The EU Court’s plenary session (Grand Chamber), made of 15 judges, will hear the opinion of at least a dozen of parties, proof that the case is high profile.
This will be the first time EU judges give their view on the disruptive sharing economy.
An opinion by the Advocate General is expected during the first quarter of 2017. The verdict could come in the second half of next year.
The ruling will contribute to harmonise national laws, given the numerous restrictions imposed on Uber by local and national authorities across Europe.
Moreover, it could have an impact on how authorities deal with other sharing economy players in other fields.
Seven member states, the European Commission and the European Free Trade Association (Iceland, Liechtenstein, Norway, Switzerland) will take the floor on Tuesday.
According to sources close to the case, a majority of national governments planning to attend the hearing will support Uber’s position, at least partially.
The Netherlands, which is expected to be part of this group, put forward a paper during its semester at the EU helm calling for “an innovative and innovation-friendly regulatory approach” to sharing economy firms.
Estonia has also enthusiastically embraced Uber.
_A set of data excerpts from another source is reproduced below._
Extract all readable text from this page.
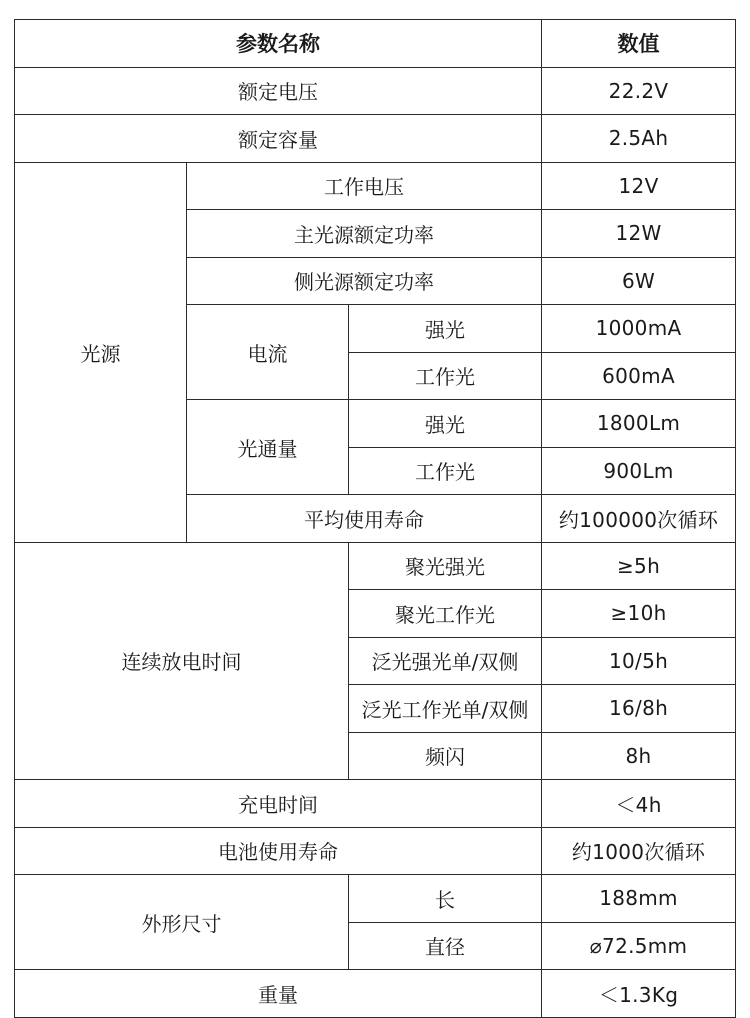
参数名称			数值
额定电压			22.2V
额定容量			2.5Ah
光源	工作电压		12V
	主光源额定功率		12W
	侧光源额定功率		6W
	电流	强光	1000mA
		工作光	600mA
	光通量	强光	1800Lm
		工作光	900Lm
	平均使用寿命		约100000次循环
连续放电时间		聚光强光	≥5h
		聚光工作光	≥10h
		泛光强光单/双侧	10/5h
		泛光工作光单/双侧	16/8h
		频闪	8h
充电时间			＜4h
电池使用寿命			约1000次循环
外形尺寸		长	188mm
		直径	⌀72.5mm
重量			＜1.3Kg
The country set up a system that automatically sends drivers’ income data to the tax office, addressing one of the main flaws of Uber’s model.
On the opposite camp, Spain, France and Ireland will argue that the California-based company should be considered a transport company, and therefore fulfill the same kind of regulations.
The Commission is expected to recall its position, laid out in its Communication on the sharing economy, unveiled last June.
The document offered criteria to determine whether a sharing economy firm provides the underlying service or not.
For the executive, the key issue is to determine the level of control and influence the platform exercises over its service providers – the drivers in the case of Uber. Who fixes the price and other conditions, or who owns the assets could determine the level of control, according to the Commission.
The taxi drivers’ association, supported by the Spanish government, insists that Uber is a transport service provider, on the grounds that chauffeurs have no flexibility.
But the company will challenge this opinion, saying it does not request any exclusivity and that drivers are free to determine their own timetable.
Uber representatives noted that there is an “increasing understanding of what the company is,” including in Barcelona.
They explained that three recent cases in the Catalonian city labelled the company as a digital platform, and the city hall decided not to object.
Sources from the Spanish regulator said they were not aware of these cases.
More to come
This is not the only legal challenge Uber faces in Europe.
The EU Court of Justice is in the process of assessing a second case on Uber, referred by France.
French authorities have been among the most restrictive in Europe towards the startup. The situation could change significantly once the Commission decides on the complaint submitted by Uber against national laws in France.
But a decision is not expected until after the French elections in Spring 2017. The French government is indeed wary of the protests that could follow its decision.
Meanwhile, the ride-hailing firm recently lost a case in a London Employment Tribunal. Drivers won the right to be considered as workers of the company, instead of self-employed.
The decision is expected to bring additional rights for them. The company said it would appeal against the ruling, which could also impact how Uber chauffeurs are considered across Europe.